Skills aren’t written in Python or Go — they’re agent behaviors described in prompt. When claude -p starts, it becomes an ephemeral agent that follows SKILL.md’s spec.

This is deliberate: skills are tunable the same way the main agent is. We avoid introducing a second programming model.

A UX mismatch

Async, async, async — but the user doesn’t know “async.” From the user’s perspective:

They say “make me a video”
agent says “OK, a few minutes”
30s, 60s, 90s pass
agent suddenly pops up “done, here’s [video link]”

In between, the user has no idea what’s happening. They might switch to something else, get anxious waiting, or repeatedly ask “is it done yet?”

Our current responses:

The agent’s reply on the submit_job turn must give a time estimate (“about a minute”).
When the worker finishes, it injects a system message; the agent continues the topic naturally next turn, not as an explicit “notification.”
When the user repeatedly asks “is it done?”, the agent can query bg_jobs (via another tool) and report progress.

What’s still unresolved:

Progress bars.
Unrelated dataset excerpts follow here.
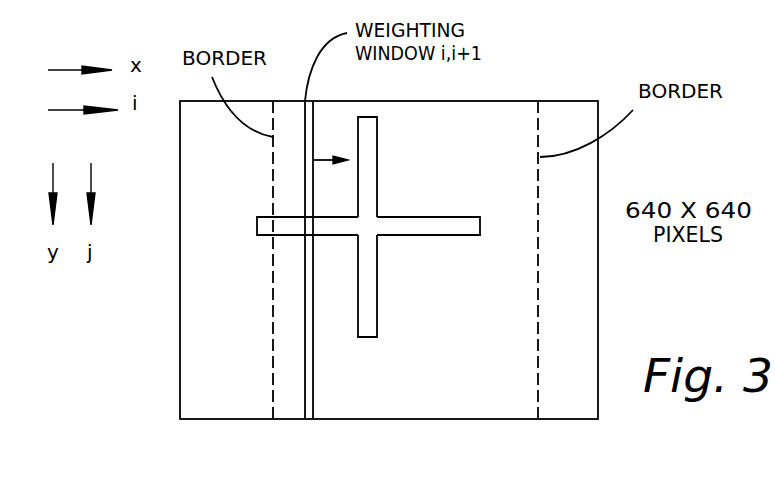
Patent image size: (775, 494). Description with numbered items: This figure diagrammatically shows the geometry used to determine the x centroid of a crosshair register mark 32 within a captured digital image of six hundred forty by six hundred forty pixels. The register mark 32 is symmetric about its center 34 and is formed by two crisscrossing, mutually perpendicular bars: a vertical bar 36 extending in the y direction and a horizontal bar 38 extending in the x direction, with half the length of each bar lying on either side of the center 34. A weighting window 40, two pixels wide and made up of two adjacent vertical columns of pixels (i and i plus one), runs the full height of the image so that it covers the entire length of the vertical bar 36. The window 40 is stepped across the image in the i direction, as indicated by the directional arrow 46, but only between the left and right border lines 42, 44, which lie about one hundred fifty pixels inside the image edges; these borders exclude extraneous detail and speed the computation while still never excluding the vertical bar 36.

The register mark 32 is at (373, 227).
The center 34 is at (363, 230).
The vertical bar 36 is at (368, 185).
The horizontal bar 38 is at (428, 225).
The weighting window 40 is at (318, 361).
The left border line 42 is at (273, 303).
The right border line 44 is at (540, 317).
The directional arrow 46 is at (315, 160).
Video generation isn’t 0/1 — it’s 0%, 30%, 80%, done. We don’t pipe fal-cli’s progress signals up to the agent layer. TODO: write intermediate state to bg_jobs.summary.
Cancellation. “Never mind, don’t bother.” The agent doesn’t cancel running jobs. Worker finishes and learns it was wasted effort.
Multi-task choreography. Agent submits 3 jobs in one turn with no described ordering. Worker runs them in parallel.
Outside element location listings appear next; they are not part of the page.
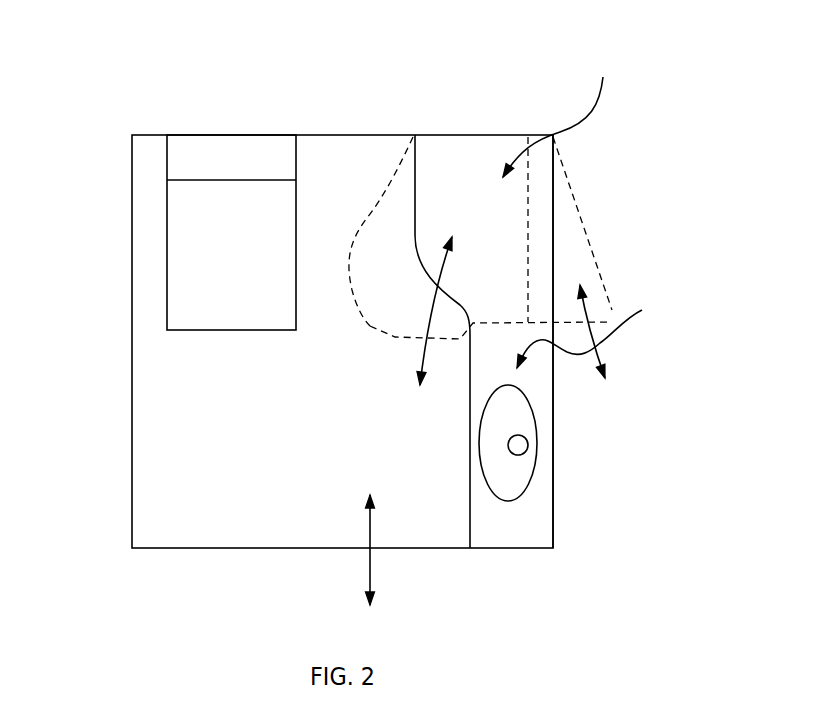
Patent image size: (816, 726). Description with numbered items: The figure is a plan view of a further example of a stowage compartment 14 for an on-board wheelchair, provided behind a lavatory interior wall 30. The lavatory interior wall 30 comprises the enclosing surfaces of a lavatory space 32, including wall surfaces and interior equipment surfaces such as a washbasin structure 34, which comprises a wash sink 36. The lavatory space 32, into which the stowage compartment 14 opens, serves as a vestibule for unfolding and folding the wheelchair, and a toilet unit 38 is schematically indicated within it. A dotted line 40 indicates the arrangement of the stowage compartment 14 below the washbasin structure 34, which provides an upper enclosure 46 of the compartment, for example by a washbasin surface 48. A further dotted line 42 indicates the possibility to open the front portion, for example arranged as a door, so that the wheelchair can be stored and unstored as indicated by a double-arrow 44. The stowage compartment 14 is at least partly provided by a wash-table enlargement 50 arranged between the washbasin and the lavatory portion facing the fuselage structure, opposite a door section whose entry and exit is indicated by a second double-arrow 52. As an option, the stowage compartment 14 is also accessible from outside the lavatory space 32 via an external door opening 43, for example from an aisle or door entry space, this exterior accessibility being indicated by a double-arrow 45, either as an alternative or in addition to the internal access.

The stowage compartment 14 is at (560, 114).
The lavatory interior wall 30 is at (470, 400).
The lavatory space 32 is at (283, 454).
The washbasin structure 34 is at (596, 331).
The wash sink 36 is at (538, 469).
The toilet unit 38 is at (168, 240).
The dotted line 40 is at (530, 198).
The further dotted line 42 is at (367, 218).
The external door opening 43 is at (606, 290).
The double-arrow 44 is at (434, 324).
The double-arrow 45 is at (600, 352).
The upper enclosure 46 is at (543, 272).
The washbasin surface 48 is at (538, 396).
The wash-table enlargement 50 is at (413, 201).
The second double-arrow 52 is at (372, 533).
Directions we’re still thinking about

SDK-native fire-and-forget tools. If the SDK let us mark a tool as async: true — PreToolUse fires and returns a promise immediately, PostToolUse fires when the promise resolves — half of bg-worker disappears. We’ve sent feedback to Anthropic on this.

Worker observability hung off the main agent trace. Currently, a skill running in the worker is an independent Langfuse trace (generate-video-<batch_id>), unconnected to the main agent’s turn trace. To see the full chain you join manually. TODO: pass TRACEPARENT when worker spawns claude -p to nest skill trace under turn trace.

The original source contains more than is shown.